The central problem, I believe – and perhaps not one that has been very broadly recognised yet – stays the inability of the team’s supposedly most street-wise individuals, amidst an otherwise callow and sometimes jittery crew, to inspire through appropriate weight of performances.

If the Boks were to put the Pumas away with a bit of breathing space in Nelspruit, I argued in the lead-up week, a senior tier fronted by the likes of captain Adriaan Strauss, Tendai Mtawarira, Francois Louw and a returning Bryan Habana would have to lead the charge.

But we simply didn’t get emphatic, noteworthy dynamism from them, with South Africa instead relying more for vigour and thrust on “developing” players Faf de Klerk, Oupa Mohoje, Vincent Koch and a couple of others as they assembled just enough mojo to get over the line at the death.

It leaves head coach Allister Coetzee with a dilemma ahead of Salta: has the time come already for a significant bag-shake, or does he resist a stab toward the panic button in salute of the undoubted, desperate spirit – he can at least boast that he “has the dressing room”, as they say – that came to the fore when the chips were down at Mbombela Stadium?

My own suggestion would be tweaks above tremors in selection terms, at this delicate point, in the quest to find that all-important fifth gear and levels of accuracy and composure not yet evidenced in any of the three Tests against Ireland or the lone Pumas encounter.

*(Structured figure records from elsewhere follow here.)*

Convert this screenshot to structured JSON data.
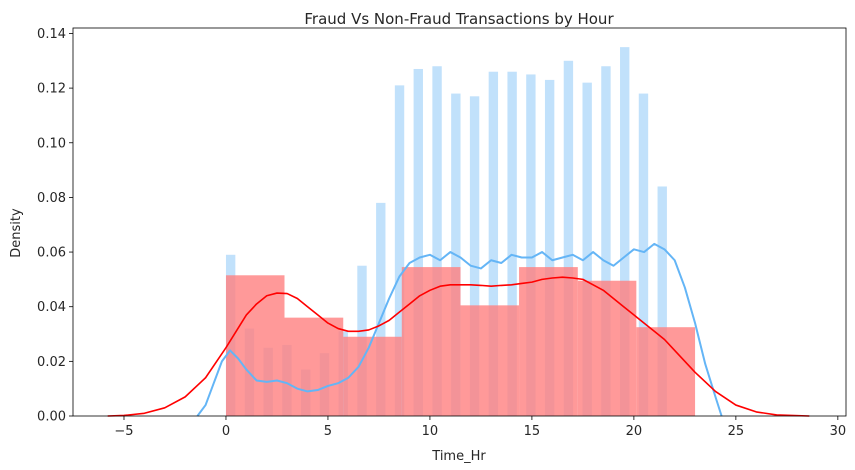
{
  "chart_data": {
    "type": "histogram+kde",
    "title": "Fraud Vs Non-Fraud Transactions by Hour",
    "xlabel": "Time_Hr",
    "ylabel": "Density",
    "xlim": [
      -7.5,
      30.4
    ],
    "ylim": [
      0,
      0.142
    ],
    "x_ticks": [
      -5,
      0,
      5,
      10,
      15,
      20,
      25,
      30
    ],
    "y_ticks": [
      0.0,
      0.02,
      0.04,
      0.06,
      0.08,
      0.1,
      0.12,
      0.14
    ],
    "y_tick_labels": [
      "0.00",
      "0.02",
      "0.04",
      "0.06",
      "0.08",
      "0.10",
      "0.12",
      "0.14"
    ],
    "grid": false,
    "series": [
      {
        "color": "#64b5f6",
        "bar_width": 0.46,
        "histogram": [
          {
            "x": 0.23,
            "density": 0.059
          },
          {
            "x": 1.15,
            "density": 0.032
          },
          {
            "x": 2.07,
            "density": 0.025
          },
          {
            "x": 2.99,
            "density": 0.026
          },
          {
            "x": 3.91,
            "density": 0.017
          },
          {
            "x": 4.83,
            "density": 0.023
          },
          {
            "x": 5.75,
            "density": 0.031
          },
          {
            "x": 6.67,
            "density": 0.055
          },
          {
            "x": 7.59,
            "density": 0.078
          },
          {
            "x": 8.51,
            "density": 0.121
          },
          {
            "x": 9.43,
            "density": 0.127
          },
          {
            "x": 10.35,
            "density": 0.128
          },
          {
            "x": 11.27,
            "density": 0.118
          },
          {
            "x": 12.19,
            "density": 0.117
          },
          {
            "x": 13.11,
            "density": 0.126
          },
          {
            "x": 14.03,
            "density": 0.126
          },
          {
            "x": 14.95,
            "density": 0.125
          },
          {
            "x": 15.87,
            "density": 0.123
          },
          {
            "x": 16.79,
            "density": 0.13
          },
          {
            "x": 17.71,
            "density": 0.122
          },
          {
            "x": 18.63,
            "density": 0.128
          },
          {
            "x": 19.55,
            "density": 0.135
          },
          {
            "x": 20.47,
            "density": 0.118
          },
          {
            "x": 21.39,
            "density": 0.084
          }
        ],
        "kde": [
          [
            -1.4,
            0.0
          ],
          [
            -1.0,
            0.004
          ],
          [
            -0.6,
            0.012
          ],
          [
            -0.2,
            0.02
          ],
          [
            0.2,
            0.024
          ],
          [
            0.6,
            0.021
          ],
          [
            1.0,
            0.017
          ],
          [
            1.5,
            0.013
          ],
          [
            2.0,
            0.0125
          ],
          [
            2.5,
            0.013
          ],
          [
            3.0,
            0.012
          ],
          [
            3.5,
            0.01
          ],
          [
            4.0,
            0.009
          ],
          [
            4.5,
            0.0095
          ],
          [
            5.0,
            0.011
          ],
          [
            5.5,
            0.012
          ],
          [
            6.0,
            0.014
          ],
          [
            6.5,
            0.018
          ],
          [
            7.0,
            0.025
          ],
          [
            7.5,
            0.034
          ],
          [
            8.0,
            0.043
          ],
          [
            8.5,
            0.051
          ],
          [
            9.0,
            0.056
          ],
          [
            9.5,
            0.058
          ],
          [
            10.0,
            0.059
          ],
          [
            10.5,
            0.057
          ],
          [
            11.0,
            0.06
          ],
          [
            11.5,
            0.058
          ],
          [
            12.0,
            0.055
          ],
          [
            12.5,
            0.054
          ],
          [
            13.0,
            0.057
          ],
          [
            13.5,
            0.056
          ],
          [
            14.0,
            0.059
          ],
          [
            14.5,
            0.058
          ],
          [
            15.0,
            0.058
          ],
          [
            15.5,
            0.06
          ],
          [
            16.0,
            0.057
          ],
          [
            16.5,
            0.058
          ],
          [
            17.0,
            0.059
          ],
          [
            17.5,
            0.057
          ],
          [
            18.0,
            0.06
          ],
          [
            18.5,
            0.057
          ],
          [
            19.0,
            0.055
          ],
          [
            19.5,
            0.058
          ],
          [
            20.0,
            0.061
          ],
          [
            20.5,
            0.06
          ],
          [
            21.0,
            0.063
          ],
          [
            21.5,
            0.061
          ],
          [
            22.0,
            0.057
          ],
          [
            22.5,
            0.047
          ],
          [
            23.0,
            0.034
          ],
          [
            23.5,
            0.019
          ],
          [
            24.0,
            0.007
          ],
          [
            24.3,
            0.0
          ]
        ]
      },
      {
        "color": "#ff0000",
        "bar_color": "#ff8080",
        "histogram": [
          {
            "x0": 0.0,
            "x1": 2.87,
            "density": 0.0515
          },
          {
            "x0": 2.87,
            "x1": 5.75,
            "density": 0.036
          },
          {
            "x0": 5.75,
            "x1": 8.62,
            "density": 0.029
          },
          {
            "x0": 8.62,
            "x1": 11.5,
            "density": 0.0545
          },
          {
            "x0": 11.5,
            "x1": 14.37,
            "density": 0.0405
          },
          {
            "x0": 14.37,
            "x1": 17.25,
            "density": 0.0545
          },
          {
            "x0": 17.25,
            "x1": 20.12,
            "density": 0.0495
          },
          {
            "x0": 20.12,
            "x1": 23.0,
            "density": 0.0325
          }
        ],
        "kde": [
          [
            -5.8,
            0.0
          ],
          [
            -5.0,
            0.0002
          ],
          [
            -4.0,
            0.001
          ],
          [
            -3.0,
            0.003
          ],
          [
            -2.0,
            0.007
          ],
          [
            -1.0,
            0.014
          ],
          [
            0.0,
            0.025
          ],
          [
            0.5,
            0.031
          ],
          [
            1.0,
            0.037
          ],
          [
            1.5,
            0.041
          ],
          [
            2.0,
            0.044
          ],
          [
            2.5,
            0.045
          ],
          [
            3.0,
            0.0448
          ],
          [
            3.5,
            0.043
          ],
          [
            4.0,
            0.04
          ],
          [
            4.5,
            0.037
          ],
          [
            5.0,
            0.034
          ],
          [
            5.5,
            0.032
          ],
          [
            6.0,
            0.031
          ],
          [
            6.5,
            0.031
          ],
          [
            7.0,
            0.0315
          ],
          [
            7.5,
            0.033
          ],
          [
            8.0,
            0.035
          ],
          [
            8.5,
            0.038
          ],
          [
            9.0,
            0.041
          ],
          [
            9.5,
            0.044
          ],
          [
            10.0,
            0.046
          ],
          [
            10.5,
            0.0475
          ],
          [
            11.0,
            0.048
          ],
          [
            11.5,
            0.048
          ],
          [
            12.0,
            0.048
          ],
          [
            12.5,
            0.0478
          ],
          [
            13.0,
            0.0475
          ],
          [
            13.5,
            0.0478
          ],
          [
            14.0,
            0.048
          ],
          [
            14.5,
            0.0485
          ],
          [
            15.0,
            0.049
          ],
          [
            15.5,
            0.05
          ],
          [
            16.0,
            0.0505
          ],
          [
            16.5,
            0.0508
          ],
          [
            17.0,
            0.0505
          ],
          [
            17.5,
            0.05
          ],
          [
            18.0,
            0.048
          ],
          [
            18.5,
            0.046
          ],
          [
            19.0,
            0.043
          ],
          [
            19.5,
            0.04
          ],
          [
            20.0,
            0.037
          ],
          [
            20.5,
            0.034
          ],
          [
            21.0,
            0.031
          ],
          [
            21.5,
            0.028
          ],
          [
            22.0,
            0.024
          ],
          [
            23.0,
            0.016
          ],
          [
            24.0,
            0.009
          ],
          [
            25.0,
            0.004
          ],
          [
            26.0,
            0.0015
          ],
          [
            27.0,
            0.0004
          ],
          [
            28.6,
            0.0
          ]
        ]
      }
    ]
  }
}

There will be at least one enforced alteration to the starting line-up anyway, given the 32nd-minute exit through a hamstring injury on Saturday of tighthead prop Julian Redelinghuys, although the scrumming steel offered by replacement Vincent Koch – more than making up for a harrowing day against these foes in Durban last year – means an obvious immediate solution at No 3 while the Lions anchorman sadly sits out an expected six weeks.

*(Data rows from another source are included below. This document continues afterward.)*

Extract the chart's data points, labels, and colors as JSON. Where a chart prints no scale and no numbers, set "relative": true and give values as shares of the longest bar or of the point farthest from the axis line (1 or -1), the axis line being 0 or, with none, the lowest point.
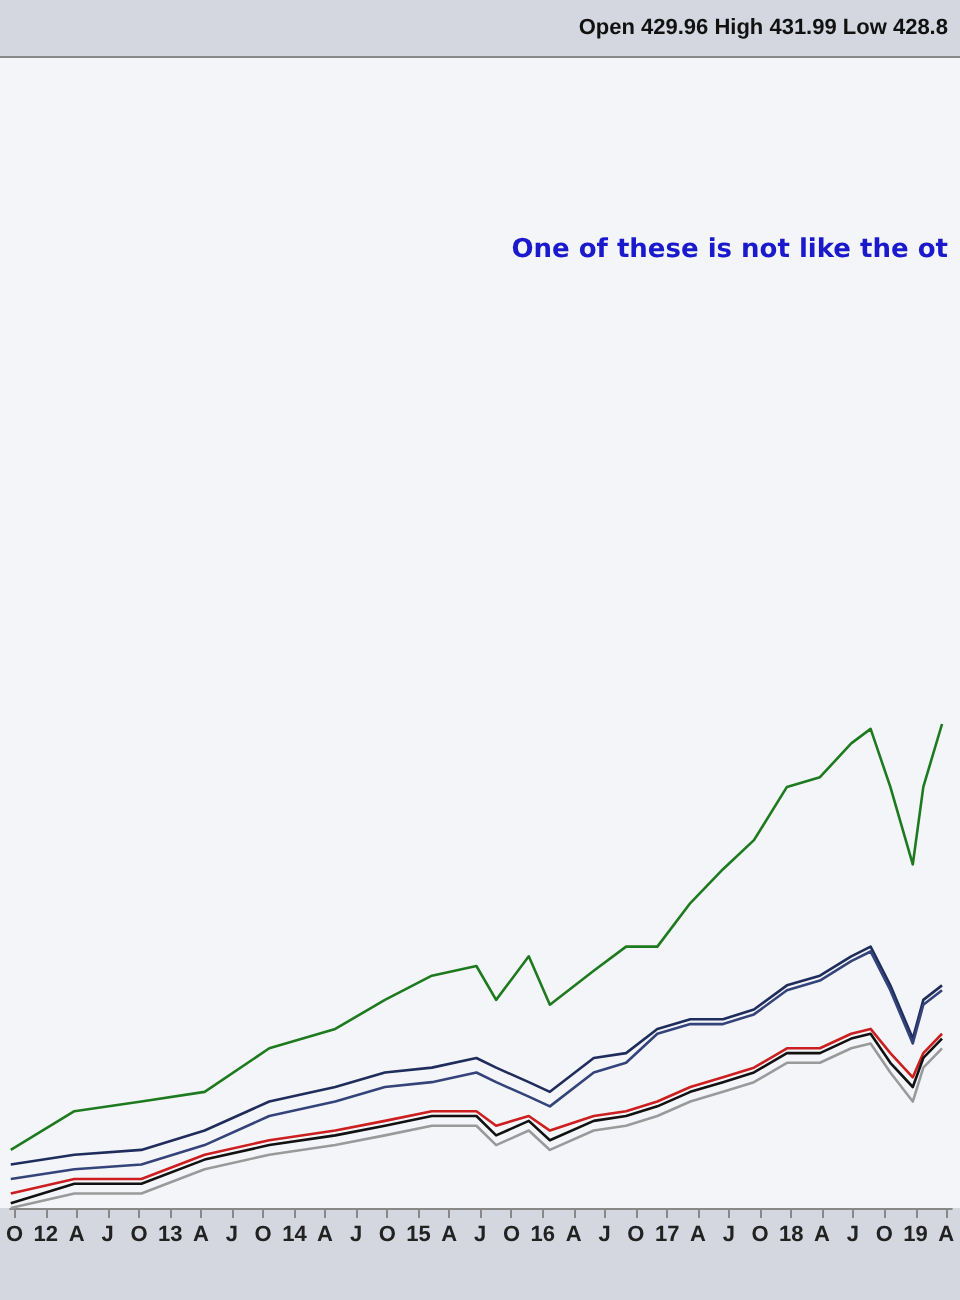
{
  "chart_data": {
    "type": "line",
    "relative": true,
    "annotations": [
      "Open 429.96 High 431.99 Low 428.8",
      "One of these is not like the ot"
    ],
    "x": [
      "2011-09-20",
      "2012-03-25",
      "2012-10-08",
      "2013-04-12",
      "2013-10-19",
      "2014-05-01",
      "2014-09-24",
      "2015-02-09",
      "2015-06-20",
      "2015-08-17",
      "2015-11-21",
      "2016-01-22",
      "2016-05-30",
      "2016-09-02",
      "2016-12-03",
      "2017-03-10",
      "2017-06-14",
      "2017-09-13",
      "2017-12-19",
      "2018-03-26",
      "2018-06-26",
      "2018-08-22",
      "2018-10-19",
      "2018-12-24",
      "2019-01-24",
      "2019-03-20"
    ],
    "xlim": [
      "2011-09-18",
      "2019-04-18"
    ],
    "xticks": [
      {
        "value": "2011-10",
        "label": "O"
      },
      {
        "value": "2012-01",
        "label": "12"
      },
      {
        "value": "2012-04",
        "label": "A"
      },
      {
        "value": "2012-07",
        "label": "J"
      },
      {
        "value": "2012-10",
        "label": "O"
      },
      {
        "value": "2013-01",
        "label": "13"
      },
      {
        "value": "2013-04",
        "label": "A"
      },
      {
        "value": "2013-07",
        "label": "J"
      },
      {
        "value": "2013-10",
        "label": "O"
      },
      {
        "value": "2014-01",
        "label": "14"
      },
      {
        "value": "2014-04",
        "label": "A"
      },
      {
        "value": "2014-07",
        "label": "J"
      },
      {
        "value": "2014-10",
        "label": "O"
      },
      {
        "value": "2015-01",
        "label": "15"
      },
      {
        "value": "2015-04",
        "label": "A"
      },
      {
        "value": "2015-07",
        "label": "J"
      },
      {
        "value": "2015-10",
        "label": "O"
      },
      {
        "value": "2016-01",
        "label": "16"
      },
      {
        "value": "2016-04",
        "label": "A"
      },
      {
        "value": "2016-07",
        "label": "J"
      },
      {
        "value": "2016-10",
        "label": "O"
      },
      {
        "value": "2017-01",
        "label": "17"
      },
      {
        "value": "2017-04",
        "label": "A"
      },
      {
        "value": "2017-07",
        "label": "J"
      },
      {
        "value": "2017-10",
        "label": "O"
      },
      {
        "value": "2018-01",
        "label": "18"
      },
      {
        "value": "2018-04",
        "label": "A"
      },
      {
        "value": "2018-07",
        "label": "J"
      },
      {
        "value": "2018-10",
        "label": "O"
      },
      {
        "value": "2019-01",
        "label": "19"
      },
      {
        "value": "2019-04",
        "label": "A"
      }
    ],
    "series": [
      {
        "color": "#1e7a1e",
        "values": [
          0.12,
          0.2,
          0.22,
          0.24,
          0.33,
          0.37,
          0.43,
          0.48,
          0.5,
          0.43,
          0.52,
          0.42,
          0.49,
          0.54,
          0.54,
          0.63,
          0.7,
          0.76,
          0.87,
          0.89,
          0.96,
          0.99,
          0.87,
          0.71,
          0.87,
          1
        ]
      },
      {
        "color": "#1f2d5c",
        "values": [
          0.09,
          0.11,
          0.12,
          0.16,
          0.22,
          0.25,
          0.28,
          0.29,
          0.31,
          0.29,
          0.26,
          0.24,
          0.31,
          0.32,
          0.37,
          0.39,
          0.39,
          0.41,
          0.46,
          0.48,
          0.52,
          0.54,
          0.46,
          0.35,
          0.43,
          0.46
        ]
      },
      {
        "color": "#34447a",
        "values": [
          0.06,
          0.08,
          0.09,
          0.13,
          0.19,
          0.22,
          0.25,
          0.26,
          0.28,
          0.26,
          0.23,
          0.21,
          0.28,
          0.3,
          0.36,
          0.38,
          0.38,
          0.4,
          0.45,
          0.47,
          0.51,
          0.53,
          0.45,
          0.34,
          0.42,
          0.45
        ]
      },
      {
        "color": "#cc1f1f",
        "values": [
          0.03,
          0.06,
          0.06,
          0.11,
          0.14,
          0.16,
          0.18,
          0.2,
          0.2,
          0.17,
          0.19,
          0.16,
          0.19,
          0.2,
          0.22,
          0.25,
          0.27,
          0.29,
          0.33,
          0.33,
          0.36,
          0.37,
          0.32,
          0.27,
          0.32,
          0.36
        ]
      },
      {
        "color": "#111111",
        "values": [
          0.01,
          0.05,
          0.05,
          0.1,
          0.13,
          0.15,
          0.17,
          0.19,
          0.19,
          0.15,
          0.18,
          0.14,
          0.18,
          0.19,
          0.21,
          0.24,
          0.26,
          0.28,
          0.32,
          0.32,
          0.35,
          0.36,
          0.3,
          0.25,
          0.31,
          0.35
        ]
      },
      {
        "color": "#9a9a9a",
        "values": [
          0,
          0.03,
          0.03,
          0.08,
          0.11,
          0.13,
          0.15,
          0.17,
          0.17,
          0.13,
          0.16,
          0.12,
          0.16,
          0.17,
          0.19,
          0.22,
          0.24,
          0.26,
          0.3,
          0.3,
          0.33,
          0.34,
          0.28,
          0.22,
          0.29,
          0.33
        ]
      }
    ]
  }
}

But if there are also to be some alterations based on form considerations, then open-side flank Louw certainly seems as close as anyone else among the misfiring senior personnel to the guillotine.

He remains well below his known, admirable best in the current Test season, struggling to effect turnovers in any significant quantity and being penalty-prone into the bargain.

His physical contribution at rucks and mauls cannot be under-estimated, but there is a rising clamour – understandably so – for speedier, Jo’burg-based marauder Jaco Kriel to earn a maiden start at six after successive, promising appearances off the bench.

Meanwhile the skipper, Strauss, and front-row colleague Mtawarira continue their 2016 tendency to deliver moderate, rather flat-lining personal showings – and some might say that is a generous assessment.

Yet knowing Coetzee’s instinctive reluctance to disturb continuity, he is unlikely to omit these intended hardebaarde from his start-out plans in the hostile landscape that awaits the Boks in Argentina, despite the challenges posed by broader squad members like Malcolm Marx and Steven Kitshoff in their respective positions.

It would be a particularly big call, of course, to ditch his leader, and anyway Strauss has to be handed some credit for his unflappable role in ensuring the Boks didn’t unravel as the heat mounted on them in the Nelspruit game.

Johan Goosen was clearly naïve at times in his debut as a Bok fullback, but showed some good touches as well and it would be unjust and unsettling to the entire team to ditch him after a solitary crack at the role.

If there’s one player from the relative rookie category in the side who might be elbowed out of Saturday’s run-on plans, midfielder Lionel Mapoe seems most at risk, especially given the coach’s long-time partiality to Juan de Jongh and that player’s own familiarity at centre with Stormers franchise-mate Damian de Allende.

Possible Bok team for Salta:

15 Johan Goosen, 14 Ruan Combrinck, 13 Juan de Jongh (or Lionel Mapoe), 12 Damian de Allende, 11 Bryan Habana, 10 Elton Jantjies, 9 Faf de Klerk, 8 Warren Whiteley, 7 Oupa Mohoje, 6 Jaco Kriel (or Francois Louw), 5 Lood de Jager, 4 Eben Etzebeth, 3 Vincent Koch, 2 Adriaan Strauss (capt), 1 Tendai Mtawarira.